えみが俺に会いたくないと、言った時のあんな様子は初めてだった。


もしかして、そうなの?


思いたくないけど、そんな事本当は嫌だけど、そうなら、えみは絶対言えない。そして、自分を責めるだろう。許さないだろう。


多分そうだ、


たとえそうでもね、俺は、、


大丈夫だよ。えみ、、、。


俺は何もかもを投げ打っても、えみが欲しいんだから。切ないほど愛してるんだから。


俺に飛び込んできて、、えみ。俺を信じて。


—えみ、、話があるんだ。絶対電話ちょうだい。何時でもいいから。お願い—


しばらく電話はなかった。


♪♪♪♪♪♪

やっとえみからの電話が鳴った。


『えみ?』


「うん、、、どし、、たの?なに?」


『元気ないけど、、大丈夫?』


「智、、な、に?」


『えみさぁ、、全然電話くれないし、全然会ってくれないじゃん。』


「ごめん、、忙し、くて」


『もうさ、あれから、3ヶ月だよ、、
もうさぁ、、我慢の限界で、、俺、、。』


「何?」


『う、、ん。えみ、、ごめん!!』


「え?」


『やっちゃった、、。』


「え?」


『ごめん、、我慢出来なくてさ。ちょっと酔ってたし。ふ、う、ぞ、く。』


「え?ふう?ぞく?」


『でもさぁ、、全然気持ちよくなくて、
男はさ、どうしても性欲があって、どうしても処理?しなきゃなんない感じの時あってさ。まぁ、自分でって時もあるけど、、。ごめん、、、終わってから、後悔した。酔った勢いもあったから、、本当に、、こんな俺嫌いになるよね?』


「、、、、、うそ、、、え?、嫌、、、だけど、、だけど、智を、それだけで、嫌いには、、ならないよ、、、やだけど、い、い。
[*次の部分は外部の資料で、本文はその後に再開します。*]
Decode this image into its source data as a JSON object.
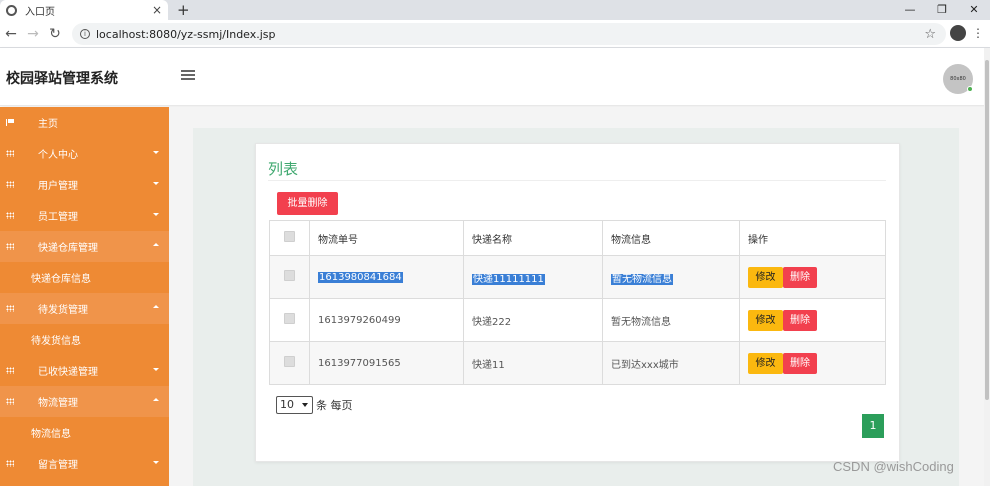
{
  "browser": {
    "tab_title": "入口页",
    "tab_close": "×",
    "new_tab": "+",
    "url": "localhost:8080/yz-ssmj/Index.jsp",
    "window_buttons": [
      "—",
      "❐",
      "✕"
    ],
    "nav_back": "←",
    "nav_forward": "→",
    "nav_reload": "↻",
    "star": "☆",
    "menu": "⋮"
  },
  "header": {
    "title": "校园驿站管理系统",
    "avatar_text": "80x80"
  },
  "sidebar": {
    "items": [
      {
        "label": "主页",
        "icon": "flag-icon",
        "caret": ""
      },
      {
        "label": "个人中心",
        "icon": "grid-icon",
        "caret": "down"
      },
      {
        "label": "用户管理",
        "icon": "grid-icon",
        "caret": "down"
      },
      {
        "label": "员工管理",
        "icon": "grid-icon",
        "caret": "down"
      },
      {
        "label": "快递仓库管理",
        "icon": "grid-icon",
        "caret": "up"
      },
      {
        "label": "快递仓库信息",
        "sub": true
      },
      {
        "label": "待发货管理",
        "icon": "grid-icon",
        "caret": "up"
      },
      {
        "label": "待发货信息",
        "sub": true
      },
      {
        "label": "已收快递管理",
        "icon": "grid-icon",
        "caret": "down"
      },
      {
        "label": "物流管理",
        "icon": "grid-icon",
        "caret": "up"
      },
      {
        "label": "物流信息",
        "sub": true
      },
      {
        "label": "留言管理",
        "icon": "grid-icon",
        "caret": "down"
      }
    ]
  },
  "main": {
    "title": "列表",
    "batch_delete": "批量删除",
    "table": {
      "headers": [
        "物流单号",
        "快递名称",
        "物流信息",
        "操作"
      ],
      "rows": [
        {
          "tracking_no": "1613980841684",
          "name": "快递11111111",
          "info": "暂无物流信息"
        },
        {
          "tracking_no": "1613979260499",
          "name": "快递222",
          "info": "暂无物流信息"
        },
        {
          "tracking_no": "1613977091565",
          "name": "快递11",
          "info": "已到达xxx城市"
        }
      ],
      "edit_label": "修改",
      "delete_label": "删除"
    },
    "page_size": "10",
    "page_size_suffix": "条 每页",
    "current_page": "1"
  },
  "watermark": "CSDN @wishCoding",
  "colors": {
    "sidebar_bg": "#ee8a34",
    "title_green": "#3fa86f",
    "danger": "#f2404e",
    "warning": "#fbb80f",
    "page_green": "#2b9e5a"
  }
}
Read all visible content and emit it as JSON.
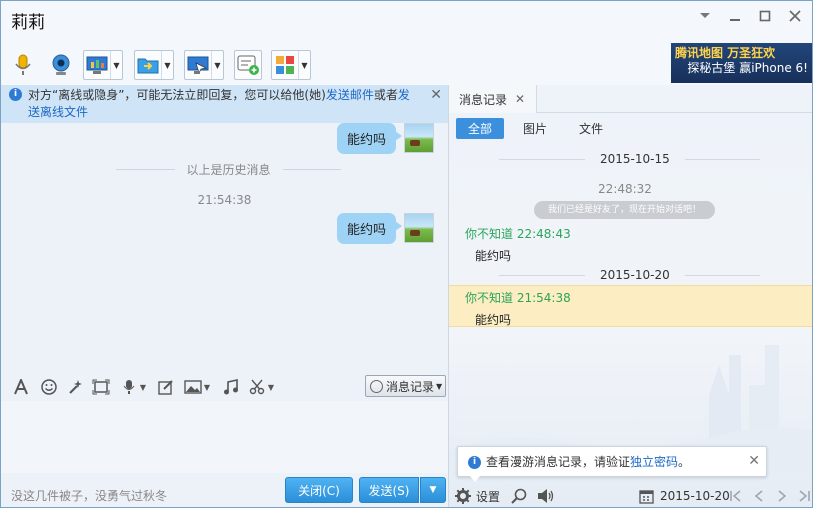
{
  "window": {
    "title": "莉莉",
    "controls": [
      "chevron-down",
      "minimize",
      "maximize",
      "close"
    ]
  },
  "ad": {
    "line1": "腾讯地图 万圣狂欢",
    "line2": "探秘古堡 赢iPhone 6!"
  },
  "notice": {
    "text_pre": "对方“离线或隐身”，可能无法立即回复，您可以给他(她)",
    "link1": "发送邮件",
    "text_mid": "或者",
    "link2": "发送离线文件",
    "close": "✕"
  },
  "chat": {
    "messages": [
      {
        "text": "能约吗"
      },
      {
        "text": "能约吗"
      }
    ],
    "history_divider": "以上是历史消息",
    "timestamp": "21:54:38"
  },
  "input_toolbar": {
    "message_record_label": "消息记录"
  },
  "footer": {
    "signature": "没这几件被子，没勇气过秋冬",
    "close_label": "关闭(C)",
    "send_label": "发送(S)"
  },
  "history_panel": {
    "tab_label": "消息记录",
    "filters": [
      "全部",
      "图片",
      "文件"
    ],
    "active_filter": "全部",
    "date1": "2015-10-15",
    "time1": "22:48:32",
    "system_message": "我们已经是好友了，现在开始对话吧！",
    "entry1": {
      "sender": "你不知道",
      "time": "22:48:43",
      "text": "能约吗"
    },
    "date2": "2015-10-20",
    "entry2": {
      "sender": "你不知道",
      "time": "21:54:38",
      "text": "能约吗"
    },
    "tip": {
      "text_pre": "查看漫游消息记录，请验证",
      "link": "独立密码",
      "text_post": "。"
    },
    "settings_label": "设置",
    "date_field": "2015-10-20"
  },
  "colors": {
    "accent": "#3c8fdc",
    "bubble": "#9ed3f5",
    "sender": "#2aa55a",
    "highlight": "#fcedc3"
  }
}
」

『ほんと?よかったぁ。えみとはさ、あんなに気持ち良くて、嬉しくて、楽しくて、自分もそうだけど、えみにも気持ち良くなって欲しくて。
それが全部重なった時、本当の快楽っていうのかな?感じるよね。それだから、抱き合うって、いいんだよね。
だから、あんなのは、心が入ってなければさ、やってないと同じだよね。ごめん!だからって訳じゃないけど許して。』


「智、、、」


『だから、会ってよ、時間ある時は少しでもいいから、、ね?』


「…………………」

えみは泣き出した。


『泣かないで、えみ、、俺、、何があってもえみの事愛してるから。』


「智、、、、」


えみは、どう思っただろう?でも、少しは俺の気持ち通じてくれたはず。


えみ、、来て、、抱きしめたい、、。